Restructure GST Rates

Source: Times of India

In the midst of a slowing economy, with the lowest growth of 4.5% in the second quarter in over six years, the government is working on multiple measures to boost demand and revive economic growth. Finance Minister Nirmala Sitharaman said on Saturday that some of the steps to be taken to revive the ailing economy include another major reform in GST and personal income tax rationalization.

Speaking on the matter, the finance minister said that the government is looking at streamlining and rationalizing the GST rate structure and added that there’s a need to simplify the entire tax system. She also said that the objective is to have a three-slab GST. There are currently four tax slabs in GST – 5%, 12%, 18% and 28% – excluding the exempted items that fall under 0%.

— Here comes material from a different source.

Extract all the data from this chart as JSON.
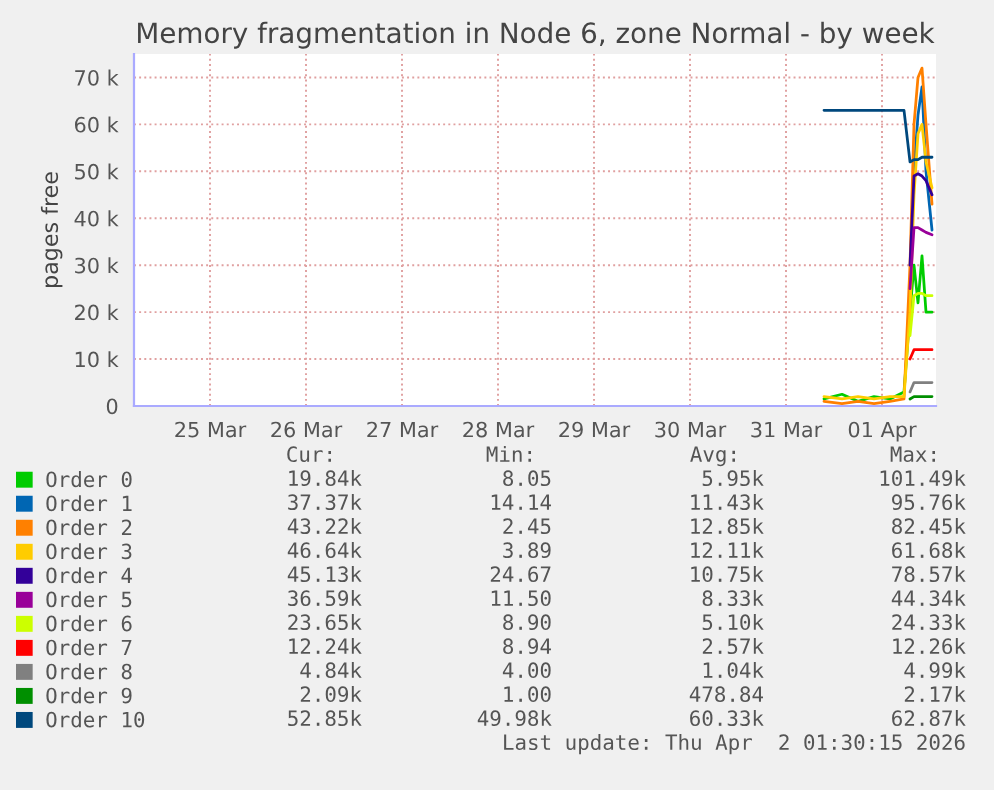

GST Council is reportedly planning to meet later this month to discuss ways to improve revenue which might result in some exempted items being added under taxation while some items could move to a higher GST slab. Usually, these meetings focus on cutting rates for products but that may come to an end as revenue mom-up under the indirect tax regime has dropped significantly.

According to a report, the base tax slab of 5% will be increased to 9-10% while the 12% tax slab will be removed. The report added that at least 243 items could be moved to the 18% bracket. This could put additional burden on end consumers but will boost revenue by almost ₹1 Lakh Crore. The government is also planning to introduce changes in the inverted duty structure where inputs and raw material attracts a higher duty than finished products.

The Finance Minister said, “One, the tax per se, is getting complicated because of this unstructured bringing down of rates. Another, it’s also getting complicated because you want to be sure that you’re doing everything correctly, but ending up asking for so much more information in a technology-driven system.”